Modern Orthodox Thinkers: From the Philokalia to the Present by Andrew Louth
Author:Andrew Louth [Louth, Andrew]
Language: eng
Format: epub, pdf
Publisher: InterVarsity Press
Published: 2015-08-14T16:00:00+00:00
Schmemann’s attitude to, his distaste for, monasticism was something that seems to have characterized at least part of the Russian diaspora. But there is something more. Schmemann is important for the way in which liturgical piety came to be understood in the Orthodox world in the twentieth century (I have put that carefully; I am not convinced that liturgical piety was something discovered, or even invented, by the Russian émigrés; it was, however, something they emphasized). And this manifestation of liturgical piety saw the encounter between God and man in Christ as taking place par excellence in the Eucharist, the Divine Liturgy. Such an emphasis almost inevitably carries with it a mistrust of individual piety, understood as individualistic piety. This seems to me a great mistake, but there is plenty of evidence that it has become widespread among Orthodox Christians who see eucharistic participation as the pre-eminent way in which we engage with the truth: other examples we shall encounter include Metropolitan John of Pergamon (John Zizioulas) and Christos Yannaras. It seems to me important to hold together the ascetic piety of the Philokalia and the liturgical piety focused on eucharistic participation.42 There is no necessary opposition, though sometimes we speak as if there were (for example, Jean-Claude Larchet cites a bishop who is said to have told a group of nuns: ‘The prayer that you make with your komvoskini when you are alone in your cells has no value; what has value is your being together in the church’43).

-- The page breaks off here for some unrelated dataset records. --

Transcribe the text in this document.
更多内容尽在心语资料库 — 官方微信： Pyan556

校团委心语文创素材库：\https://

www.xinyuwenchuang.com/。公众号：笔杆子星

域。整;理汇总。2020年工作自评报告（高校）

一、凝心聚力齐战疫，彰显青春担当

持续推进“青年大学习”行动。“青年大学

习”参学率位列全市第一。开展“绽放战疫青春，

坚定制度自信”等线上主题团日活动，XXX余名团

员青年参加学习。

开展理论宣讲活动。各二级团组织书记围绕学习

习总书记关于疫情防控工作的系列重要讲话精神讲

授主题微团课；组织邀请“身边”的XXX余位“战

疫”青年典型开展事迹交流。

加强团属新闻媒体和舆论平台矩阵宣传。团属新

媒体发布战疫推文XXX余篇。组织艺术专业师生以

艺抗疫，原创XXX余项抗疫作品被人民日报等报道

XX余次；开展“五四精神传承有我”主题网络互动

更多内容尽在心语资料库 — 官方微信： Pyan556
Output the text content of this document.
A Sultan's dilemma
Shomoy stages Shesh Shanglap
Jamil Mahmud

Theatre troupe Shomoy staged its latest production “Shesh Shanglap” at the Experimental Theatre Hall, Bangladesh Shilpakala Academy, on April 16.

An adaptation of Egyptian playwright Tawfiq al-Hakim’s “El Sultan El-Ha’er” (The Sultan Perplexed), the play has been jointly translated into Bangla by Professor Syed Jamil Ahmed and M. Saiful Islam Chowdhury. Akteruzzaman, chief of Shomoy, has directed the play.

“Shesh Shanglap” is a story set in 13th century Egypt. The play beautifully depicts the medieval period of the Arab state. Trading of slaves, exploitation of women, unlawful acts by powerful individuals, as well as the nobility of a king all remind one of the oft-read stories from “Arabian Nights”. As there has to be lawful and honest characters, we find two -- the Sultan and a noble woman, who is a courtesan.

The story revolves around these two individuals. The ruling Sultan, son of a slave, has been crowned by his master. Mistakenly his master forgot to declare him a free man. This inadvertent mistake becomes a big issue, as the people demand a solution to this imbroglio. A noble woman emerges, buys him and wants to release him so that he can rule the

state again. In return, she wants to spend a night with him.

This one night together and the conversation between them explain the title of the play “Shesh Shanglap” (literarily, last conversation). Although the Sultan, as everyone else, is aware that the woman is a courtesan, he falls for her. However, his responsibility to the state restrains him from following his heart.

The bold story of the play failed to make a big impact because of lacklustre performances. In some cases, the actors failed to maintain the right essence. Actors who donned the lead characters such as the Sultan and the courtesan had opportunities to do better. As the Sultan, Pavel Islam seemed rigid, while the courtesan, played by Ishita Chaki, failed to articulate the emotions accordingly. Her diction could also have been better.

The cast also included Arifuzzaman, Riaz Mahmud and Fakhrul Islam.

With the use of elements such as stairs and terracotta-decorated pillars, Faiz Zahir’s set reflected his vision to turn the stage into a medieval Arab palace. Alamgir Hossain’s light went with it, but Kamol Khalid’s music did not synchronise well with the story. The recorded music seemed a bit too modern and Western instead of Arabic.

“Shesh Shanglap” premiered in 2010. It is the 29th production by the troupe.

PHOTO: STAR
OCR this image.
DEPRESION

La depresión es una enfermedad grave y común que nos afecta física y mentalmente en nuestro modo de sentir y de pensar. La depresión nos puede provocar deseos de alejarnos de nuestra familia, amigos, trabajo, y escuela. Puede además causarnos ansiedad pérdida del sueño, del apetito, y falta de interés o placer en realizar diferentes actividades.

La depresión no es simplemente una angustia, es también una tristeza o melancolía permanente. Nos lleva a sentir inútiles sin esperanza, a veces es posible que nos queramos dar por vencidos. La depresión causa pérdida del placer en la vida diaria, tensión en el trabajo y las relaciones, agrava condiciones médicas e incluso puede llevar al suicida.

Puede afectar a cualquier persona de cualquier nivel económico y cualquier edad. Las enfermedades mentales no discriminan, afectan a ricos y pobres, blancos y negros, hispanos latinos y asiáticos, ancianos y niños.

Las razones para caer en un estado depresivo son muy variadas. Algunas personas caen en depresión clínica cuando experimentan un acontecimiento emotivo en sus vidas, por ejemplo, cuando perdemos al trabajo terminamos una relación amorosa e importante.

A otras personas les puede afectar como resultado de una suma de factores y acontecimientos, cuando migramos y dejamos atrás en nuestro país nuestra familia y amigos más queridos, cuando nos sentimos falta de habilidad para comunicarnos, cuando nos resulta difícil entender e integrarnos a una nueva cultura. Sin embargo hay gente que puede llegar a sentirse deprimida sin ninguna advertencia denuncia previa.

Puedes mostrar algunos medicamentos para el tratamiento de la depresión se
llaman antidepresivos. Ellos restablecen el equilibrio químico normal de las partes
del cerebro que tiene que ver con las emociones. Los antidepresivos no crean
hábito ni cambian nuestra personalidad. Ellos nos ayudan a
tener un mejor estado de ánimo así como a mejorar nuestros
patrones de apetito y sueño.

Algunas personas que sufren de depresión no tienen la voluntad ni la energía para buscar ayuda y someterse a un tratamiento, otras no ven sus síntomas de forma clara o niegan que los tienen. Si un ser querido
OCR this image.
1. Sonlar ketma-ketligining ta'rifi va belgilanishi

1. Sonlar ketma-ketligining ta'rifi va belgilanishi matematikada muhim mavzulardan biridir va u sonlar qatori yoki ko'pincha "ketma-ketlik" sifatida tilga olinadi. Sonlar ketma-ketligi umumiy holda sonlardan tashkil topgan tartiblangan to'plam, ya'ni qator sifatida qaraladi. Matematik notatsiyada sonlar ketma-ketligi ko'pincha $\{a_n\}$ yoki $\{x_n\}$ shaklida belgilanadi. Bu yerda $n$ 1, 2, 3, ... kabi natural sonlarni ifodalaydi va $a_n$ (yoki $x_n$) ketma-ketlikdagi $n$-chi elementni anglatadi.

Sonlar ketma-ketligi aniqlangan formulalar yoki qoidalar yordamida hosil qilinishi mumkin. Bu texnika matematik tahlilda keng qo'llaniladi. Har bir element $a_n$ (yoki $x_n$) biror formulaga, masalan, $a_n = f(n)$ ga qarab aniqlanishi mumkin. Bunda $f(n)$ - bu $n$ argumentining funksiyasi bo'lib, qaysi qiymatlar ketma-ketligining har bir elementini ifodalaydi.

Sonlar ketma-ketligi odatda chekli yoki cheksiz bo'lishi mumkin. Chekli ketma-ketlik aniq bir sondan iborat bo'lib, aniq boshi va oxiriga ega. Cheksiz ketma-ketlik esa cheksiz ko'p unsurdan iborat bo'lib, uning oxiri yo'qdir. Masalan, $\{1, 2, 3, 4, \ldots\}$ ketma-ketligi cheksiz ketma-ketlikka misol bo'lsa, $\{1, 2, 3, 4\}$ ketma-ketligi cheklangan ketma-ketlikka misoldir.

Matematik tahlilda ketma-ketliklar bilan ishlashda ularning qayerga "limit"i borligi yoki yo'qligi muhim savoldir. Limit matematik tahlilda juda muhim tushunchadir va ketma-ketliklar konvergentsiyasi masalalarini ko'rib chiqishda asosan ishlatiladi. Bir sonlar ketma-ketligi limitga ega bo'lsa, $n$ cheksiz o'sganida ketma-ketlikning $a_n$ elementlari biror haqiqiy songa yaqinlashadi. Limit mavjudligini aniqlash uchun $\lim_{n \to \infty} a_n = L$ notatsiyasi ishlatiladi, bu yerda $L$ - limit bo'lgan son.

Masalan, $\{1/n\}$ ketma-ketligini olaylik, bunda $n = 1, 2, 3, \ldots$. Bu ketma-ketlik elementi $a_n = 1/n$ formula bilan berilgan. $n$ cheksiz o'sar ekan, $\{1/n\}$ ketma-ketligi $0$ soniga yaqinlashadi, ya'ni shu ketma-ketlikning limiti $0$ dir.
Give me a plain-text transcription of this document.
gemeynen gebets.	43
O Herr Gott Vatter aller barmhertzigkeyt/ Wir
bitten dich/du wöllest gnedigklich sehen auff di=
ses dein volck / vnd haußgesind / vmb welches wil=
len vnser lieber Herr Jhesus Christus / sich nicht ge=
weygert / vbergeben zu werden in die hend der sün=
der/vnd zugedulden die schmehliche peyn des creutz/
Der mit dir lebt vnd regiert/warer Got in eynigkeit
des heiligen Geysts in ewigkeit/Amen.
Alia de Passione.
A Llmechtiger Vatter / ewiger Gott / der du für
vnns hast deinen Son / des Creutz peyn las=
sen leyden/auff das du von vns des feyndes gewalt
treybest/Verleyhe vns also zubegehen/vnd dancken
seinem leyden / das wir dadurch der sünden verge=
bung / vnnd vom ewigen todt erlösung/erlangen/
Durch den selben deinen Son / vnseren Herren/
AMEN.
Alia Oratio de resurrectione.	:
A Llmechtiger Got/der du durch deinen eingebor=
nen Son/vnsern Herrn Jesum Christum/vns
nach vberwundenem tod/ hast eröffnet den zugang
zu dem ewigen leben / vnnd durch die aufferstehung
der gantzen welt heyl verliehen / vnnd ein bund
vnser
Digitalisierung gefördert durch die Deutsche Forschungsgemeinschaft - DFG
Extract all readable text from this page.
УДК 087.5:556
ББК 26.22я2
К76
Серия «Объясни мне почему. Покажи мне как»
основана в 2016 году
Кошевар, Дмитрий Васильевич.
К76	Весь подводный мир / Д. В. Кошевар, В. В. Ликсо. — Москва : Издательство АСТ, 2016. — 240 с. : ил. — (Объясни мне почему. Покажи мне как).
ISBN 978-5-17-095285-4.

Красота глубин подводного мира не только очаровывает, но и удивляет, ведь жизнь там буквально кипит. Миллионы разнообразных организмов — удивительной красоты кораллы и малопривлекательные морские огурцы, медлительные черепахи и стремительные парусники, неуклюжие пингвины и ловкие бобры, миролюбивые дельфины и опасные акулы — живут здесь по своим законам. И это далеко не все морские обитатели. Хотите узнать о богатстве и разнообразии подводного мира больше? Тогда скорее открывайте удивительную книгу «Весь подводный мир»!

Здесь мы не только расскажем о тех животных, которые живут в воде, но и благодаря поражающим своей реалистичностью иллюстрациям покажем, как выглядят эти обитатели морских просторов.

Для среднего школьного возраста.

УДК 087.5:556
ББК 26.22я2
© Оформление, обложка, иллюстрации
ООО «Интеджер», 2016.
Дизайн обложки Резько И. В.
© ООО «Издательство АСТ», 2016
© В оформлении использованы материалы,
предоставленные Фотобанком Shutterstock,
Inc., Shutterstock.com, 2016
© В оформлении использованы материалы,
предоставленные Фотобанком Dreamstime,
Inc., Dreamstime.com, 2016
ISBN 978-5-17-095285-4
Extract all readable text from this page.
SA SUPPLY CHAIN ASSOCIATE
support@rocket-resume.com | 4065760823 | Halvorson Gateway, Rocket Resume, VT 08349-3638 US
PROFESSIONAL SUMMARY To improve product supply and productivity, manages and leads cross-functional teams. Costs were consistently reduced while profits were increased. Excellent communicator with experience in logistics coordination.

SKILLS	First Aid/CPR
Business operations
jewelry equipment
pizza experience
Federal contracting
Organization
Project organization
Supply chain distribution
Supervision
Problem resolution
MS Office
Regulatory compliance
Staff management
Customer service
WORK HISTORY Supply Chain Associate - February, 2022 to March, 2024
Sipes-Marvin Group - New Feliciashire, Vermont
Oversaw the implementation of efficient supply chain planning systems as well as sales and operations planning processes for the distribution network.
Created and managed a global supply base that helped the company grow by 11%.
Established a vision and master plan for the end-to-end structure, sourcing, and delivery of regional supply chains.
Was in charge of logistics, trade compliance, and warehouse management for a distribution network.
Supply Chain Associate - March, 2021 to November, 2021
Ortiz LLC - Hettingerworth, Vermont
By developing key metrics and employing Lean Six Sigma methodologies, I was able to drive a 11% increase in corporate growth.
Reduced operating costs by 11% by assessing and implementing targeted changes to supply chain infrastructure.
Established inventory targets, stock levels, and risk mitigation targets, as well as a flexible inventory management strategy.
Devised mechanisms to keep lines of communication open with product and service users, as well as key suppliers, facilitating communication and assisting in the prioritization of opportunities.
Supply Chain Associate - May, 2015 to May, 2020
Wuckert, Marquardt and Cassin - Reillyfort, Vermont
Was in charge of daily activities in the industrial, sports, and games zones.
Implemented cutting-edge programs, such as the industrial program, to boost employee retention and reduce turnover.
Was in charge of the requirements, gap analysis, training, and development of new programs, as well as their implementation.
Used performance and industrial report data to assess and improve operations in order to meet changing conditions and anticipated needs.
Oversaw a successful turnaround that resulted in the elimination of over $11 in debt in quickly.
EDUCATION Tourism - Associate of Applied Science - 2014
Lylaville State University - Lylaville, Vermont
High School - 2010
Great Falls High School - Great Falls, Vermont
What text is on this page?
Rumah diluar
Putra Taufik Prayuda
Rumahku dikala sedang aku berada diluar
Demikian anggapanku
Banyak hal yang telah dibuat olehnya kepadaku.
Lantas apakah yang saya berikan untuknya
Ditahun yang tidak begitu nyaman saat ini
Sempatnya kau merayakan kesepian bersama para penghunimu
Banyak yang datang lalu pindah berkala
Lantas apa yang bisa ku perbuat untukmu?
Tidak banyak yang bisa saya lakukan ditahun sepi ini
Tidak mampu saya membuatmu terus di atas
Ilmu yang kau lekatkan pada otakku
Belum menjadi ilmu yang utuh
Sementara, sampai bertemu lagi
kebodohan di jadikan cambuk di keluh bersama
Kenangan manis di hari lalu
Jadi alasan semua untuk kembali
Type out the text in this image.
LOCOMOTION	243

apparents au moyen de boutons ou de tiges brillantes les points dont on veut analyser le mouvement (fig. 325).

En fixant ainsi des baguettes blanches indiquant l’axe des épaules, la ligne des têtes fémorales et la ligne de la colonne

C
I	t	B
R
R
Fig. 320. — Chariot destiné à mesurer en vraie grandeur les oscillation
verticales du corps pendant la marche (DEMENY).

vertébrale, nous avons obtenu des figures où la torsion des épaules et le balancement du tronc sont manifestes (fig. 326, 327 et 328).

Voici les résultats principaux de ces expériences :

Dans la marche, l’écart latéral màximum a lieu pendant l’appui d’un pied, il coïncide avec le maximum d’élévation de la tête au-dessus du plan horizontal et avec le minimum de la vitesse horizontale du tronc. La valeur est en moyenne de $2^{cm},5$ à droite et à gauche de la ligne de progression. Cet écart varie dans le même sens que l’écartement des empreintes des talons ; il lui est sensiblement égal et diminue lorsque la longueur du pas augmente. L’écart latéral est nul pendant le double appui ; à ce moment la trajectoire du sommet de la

Finally, there is some kind of conflict between Schmemann’s emphasis on eschatology and the way in which monasticism, at its best, sees itself as preserving an eschatological dimension in relation to a Church that has reached some sort of compromise with the world; it is almost as if Schmemann feared that the very existence of monasticism might let the Church in the world off the hook, rather than being a constant, and often awkward, reminder of the Church’s true vocation.